Poland’s second chamber of parliament, the Senate, has rejected a proposal by President Karol Nawrocki to hold a nationwide referendum on European Union (EU) climate policy.
The supporters of the centre-left government led by Prime Minister Donald Tusk voted along party lines in the Senate on May 21 Wednesday against approving the referendum sought by the opposition Conservatives (PiS) aligned Nawrocki.
The power to approve or reject presidential requests for a referendum is one of the few definitive powers of the Senate, which otherwise can only suggest amendments to the lower house of Poland’s parliament. That chamber can approve or reject such amendments as it sees fit.
Under Nawrocki’s referendum proposal, voters would have been asked whether they supported “a climate policy that has led to higher living costs for citizens, higher energy prices and higher costs of doing business and farming.”
Speaking in the Senate chamber, Presidential aide Paweł Szefernaker said the referendum proposal was aimed at giving citizens a direct voice on rising energy costs and the effects of the EU’s Green Deal policies.
“Energy is the foundation of economic and social life,” Szefernaker said. “If energy prices rise, the cost of everything rises.”
He cited an analysis by Polish lender PKO Bank Polski estimating that implementing the EU’s “Fit for 55” climate package could cost Poland more than EUR 527 billion by 2030.
The EU’s Fit for 55 package aims to reduce greenhouse gas emissions by at least 55 percent by 2030 compared with 1990 levels.
Tusk’s Climate and Environment Minister Paulina Hennig-Kloska criticised the proposal during a lengthy Senate debate, calling it “a festival of hypocrisy” and “political populism”.
She argued that the referendum question was misleading and said the vote would do nothing to strengthen Poland’s resilience to energy crises or rising oil and gas prices.
PiS parliamentarians defended the referendum proposal arguing that blocking the referendum showed that the government trusted officials in Brussels more than its own citizens.
Just a day earlier on May 20 the Solidarity trades union staged an anti-government protest in Warsaw under the slogan “Together for Poland and Poles,” demanding, among other things, a referendum on EU climate policy.
During the march Solidarity’s leader Piotr Duda, when the march passed the presidential palace, stopped to express thanks to Nawrocki for recently launching an attempt to force a referendum on climate change in line with last year’s election promises.
“We, as citizens, as Poles, demand this referendum,” declared Duda. “However, seeing what’s happening in our country, how they are trampling on the law, trampling on the constitution, we can expect the worst from them.

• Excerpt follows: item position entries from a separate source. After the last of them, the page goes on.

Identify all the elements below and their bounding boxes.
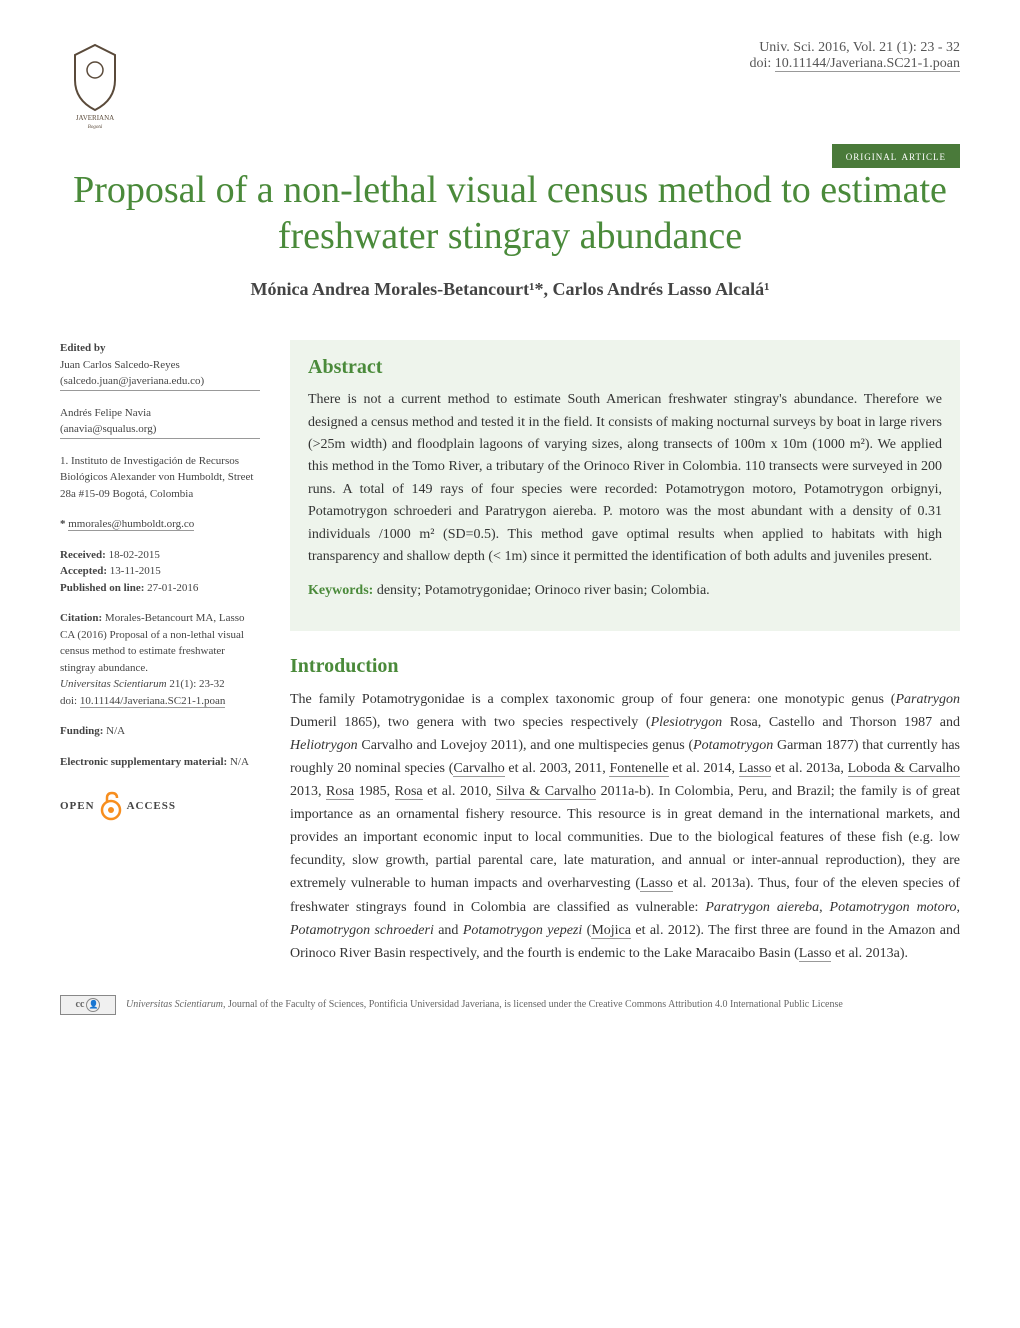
journal-reference: Univ. Sci. 2016, Vol. 21 (1): 23 - 32 bbox=[750, 40, 961, 56]
citation-block: Citation: Morales-Betancourt MA, Lasso C… bbox=[60, 610, 260, 709]
published-label: Published on line: bbox=[60, 582, 144, 594]
journal-logo: JAVERIANA Bogotá bbox=[60, 40, 130, 130]
ref-rosa2[interactable]: Rosa bbox=[395, 784, 423, 800]
affiliation: 1. Instituto de Investigación de Recurso… bbox=[60, 453, 260, 503]
funding-value: N/A bbox=[103, 725, 125, 737]
edited-by-block: Edited by Juan Carlos Salcedo-Reyes (sal… bbox=[60, 340, 260, 391]
doi-link[interactable]: 10.11144/Javeriana.SC21-1.poan bbox=[775, 56, 960, 72]
citation-label: Citation: bbox=[60, 612, 102, 624]
esm-value: N/A bbox=[227, 756, 249, 768]
page-footer: cc 👤 Universitas Scientiarum, Journal of… bbox=[60, 995, 960, 1015]
cc-license-icon: cc 👤 bbox=[60, 995, 116, 1015]
ref-rosa1[interactable]: Rosa bbox=[326, 784, 354, 800]
ref-mojica[interactable]: Mojica bbox=[591, 923, 631, 939]
keywords-line: Keywords: density; Potamotrygonidae; Ori… bbox=[308, 580, 942, 602]
intro-heading: Introduction bbox=[290, 655, 960, 678]
intro-paragraph: The family Potamotrygonidae is a complex… bbox=[290, 688, 960, 965]
ref-lasso[interactable]: Lasso bbox=[739, 761, 772, 777]
editor2-name: Andrés Felipe Navia bbox=[60, 405, 260, 422]
received-label: Received: bbox=[60, 549, 106, 561]
open-text: OPEN bbox=[60, 798, 95, 815]
received-date: 18-02-2015 bbox=[106, 549, 160, 561]
ref-fontenelle[interactable]: Fontenelle bbox=[609, 761, 668, 777]
open-access-badge: OPEN ACCESS bbox=[60, 790, 260, 822]
sidebar: Edited by Juan Carlos Salcedo-Reyes (sal… bbox=[60, 340, 260, 965]
published-date: 27-01-2016 bbox=[144, 582, 198, 594]
dates-block: Received: 18-02-2015 Accepted: 13-11-201… bbox=[60, 547, 260, 597]
ref-lasso3[interactable]: Lasso bbox=[799, 946, 832, 962]
esm-block: Electronic supplementary material: N/A bbox=[60, 754, 260, 771]
article-type-badge: original article bbox=[832, 144, 960, 168]
svg-text:JAVERIANA: JAVERIANA bbox=[76, 114, 114, 122]
ref-silva[interactable]: Silva & Carvalho bbox=[496, 784, 596, 800]
keywords: density; Potamotrygonidae; Orinoco river… bbox=[373, 583, 709, 598]
header-meta: Univ. Sci. 2016, Vol. 21 (1): 23 - 32 do… bbox=[750, 40, 961, 72]
content-area: Edited by Juan Carlos Salcedo-Reyes (sal… bbox=[60, 340, 960, 965]
ref-lasso2[interactable]: Lasso bbox=[640, 876, 673, 892]
citation-doi[interactable]: 10.11144/Javeriana.SC21-1.poan bbox=[80, 695, 226, 708]
ref-carvalho[interactable]: Carvalho bbox=[453, 761, 504, 777]
ref-loboda[interactable]: Loboda & Carvalho bbox=[848, 761, 960, 777]
access-text: ACCESS bbox=[127, 798, 176, 815]
editor2-email[interactable]: (anavia@squalus.org) bbox=[60, 421, 260, 439]
authors: Mónica Andrea Morales-Betancourt¹*, Carl… bbox=[60, 279, 960, 300]
by-icon: 👤 bbox=[86, 998, 100, 1012]
citation-pages: 21(1): 23-32 bbox=[167, 678, 225, 690]
svg-text:Bogotá: Bogotá bbox=[88, 125, 103, 130]
open-access-icon bbox=[99, 790, 123, 822]
doi-line: doi: 10.11144/Javeriana.SC21-1.poan bbox=[750, 56, 961, 72]
corresponding: * mmorales@humboldt.org.co bbox=[60, 516, 260, 533]
citation-journal: Universitas Scientiarum bbox=[60, 678, 167, 690]
keywords-label: Keywords: bbox=[308, 583, 373, 598]
editor-email[interactable]: (salcedo.juan@javeriana.edu.co) bbox=[60, 373, 260, 391]
article-title: Proposal of a non-lethal visual census m… bbox=[60, 168, 960, 259]
accepted-label: Accepted: bbox=[60, 565, 107, 577]
edited-by-label: Edited by bbox=[60, 340, 260, 357]
esm-label: Electronic supplementary material: bbox=[60, 756, 227, 768]
abstract-box: Abstract There is not a current method t… bbox=[290, 340, 960, 631]
abstract-text: There is not a current method to estimat… bbox=[308, 389, 942, 568]
accepted-date: 13-11-2015 bbox=[107, 565, 161, 577]
funding-label: Funding: bbox=[60, 725, 103, 737]
corr-email[interactable]: mmorales@humboldt.org.co bbox=[68, 518, 194, 531]
footer-text: Universitas Scientiarum, Journal of the … bbox=[126, 999, 843, 1010]
page-header: JAVERIANA Bogotá Univ. Sci. 2016, Vol. 2… bbox=[60, 40, 960, 130]
editor2-block: Andrés Felipe Navia (anavia@squalus.org) bbox=[60, 405, 260, 439]
editor-name: Juan Carlos Salcedo-Reyes bbox=[60, 357, 260, 374]
title-block: Proposal of a non-lethal visual census m… bbox=[60, 168, 960, 259]
abstract-heading: Abstract bbox=[308, 356, 942, 379]
main-content: Abstract There is not a current method t… bbox=[290, 340, 960, 965]
funding-block: Funding: N/A bbox=[60, 723, 260, 740]
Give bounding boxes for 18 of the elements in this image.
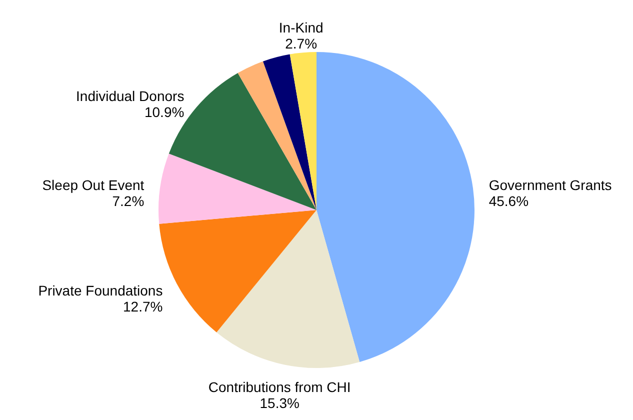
slice-label: Government Grants xyxy=(488,177,612,194)
pie-slice xyxy=(290,52,316,210)
slice-label: Sleep Out Event xyxy=(42,177,144,194)
slice-label: Individual Donors xyxy=(76,88,184,104)
pie-slice xyxy=(158,154,316,224)
slice-label: In-Kind xyxy=(278,20,324,36)
pie-slice xyxy=(316,52,474,362)
data-label: 12.7% xyxy=(123,298,163,314)
data-label: 7.2% xyxy=(112,193,144,210)
data-label: 2.7% xyxy=(285,36,318,52)
pie-slice xyxy=(216,210,360,368)
pie-slice xyxy=(262,54,316,210)
pie-slice xyxy=(238,61,316,210)
slice-label: Contributions from CHI xyxy=(208,379,351,396)
data-label: 15.3% xyxy=(260,395,300,412)
slice-label: Private Foundations xyxy=(38,282,163,298)
data-label: 45.6% xyxy=(488,193,529,210)
data-label: 10.9% xyxy=(144,104,184,120)
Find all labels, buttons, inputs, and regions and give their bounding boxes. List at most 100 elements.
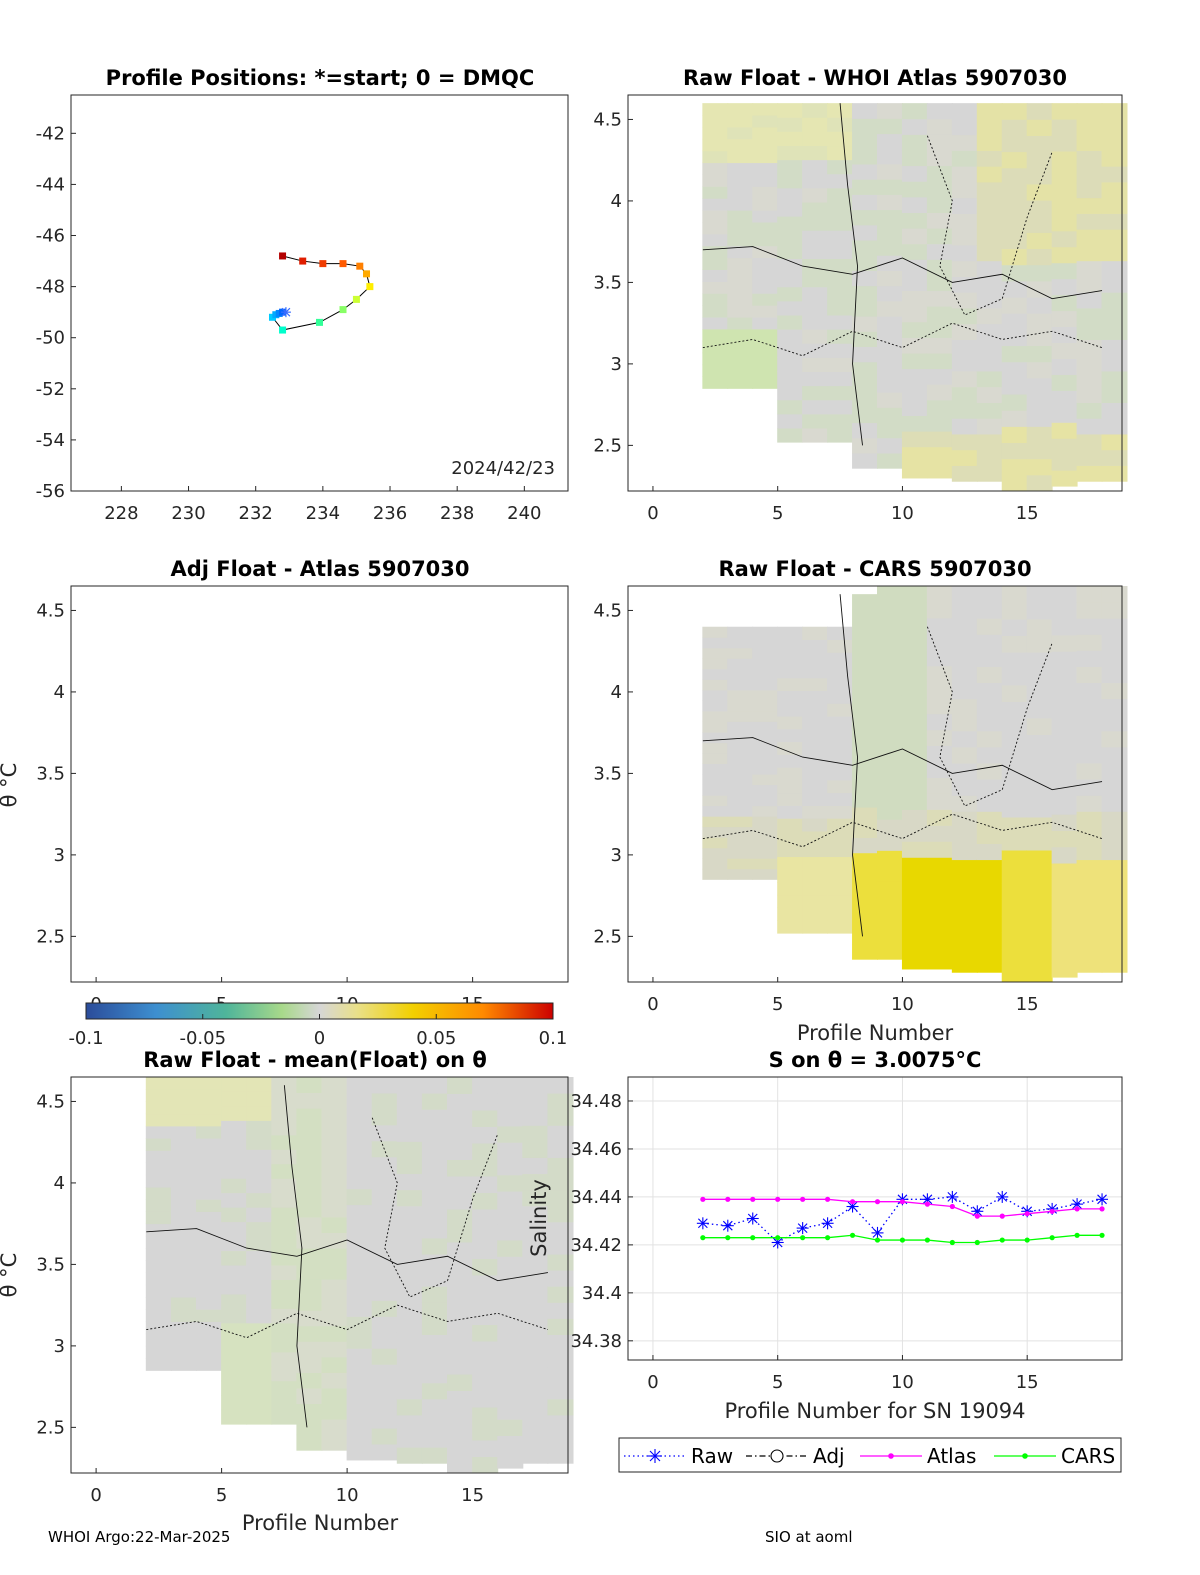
heatmap-cell <box>170 1211 198 1225</box>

They will serve their master, Donald Tusk.”
Solidarity, which led resistance to Poland’s communist regime in the 1980s, has for the past three decades been close to the political right and supports the PiS opposition. Last year it supported Nawrocki for President.
In March of this year PiS called on the government to immediately withdraw Poland from the ETS.
Speaking at the demonstration Przemysław Czarnek, the PiS candidate for Prime Minister in next year’s parliamentary elections pledged that under his government would leave the EU’s Emissions Trading System (ETS).
“Away with the ETS, we are leaving it. Together with the people of ‘Solidarity’ here today in Warsaw, we declare to Mrs von der Leyen: we do not accept your climate religion, your left-wing ideology that is destroying Europe and destroying Poland,” said Czarnek.
He added that “if Polish companies are forced to keep paying for CO2 emission allowances, if we remain in the ETS, these people will soon be unemployed; employers, trade unionists, entrepreneurs, and those working in the energy sector are telling us this.”
Czarnek argued that “Poland has its own coal, its own resources, its own capacity to generate electricity that will be cheap and will not force people to invest in renewable energy sources, which simply do not work in our country.”
Tusk’s government however argues there is no way to leave ETS without either incurring large, ongoing fines or leaving the EU altogether and that it has been able to delay the introduction of the second phase of ETS, albeit, so far, only by two years.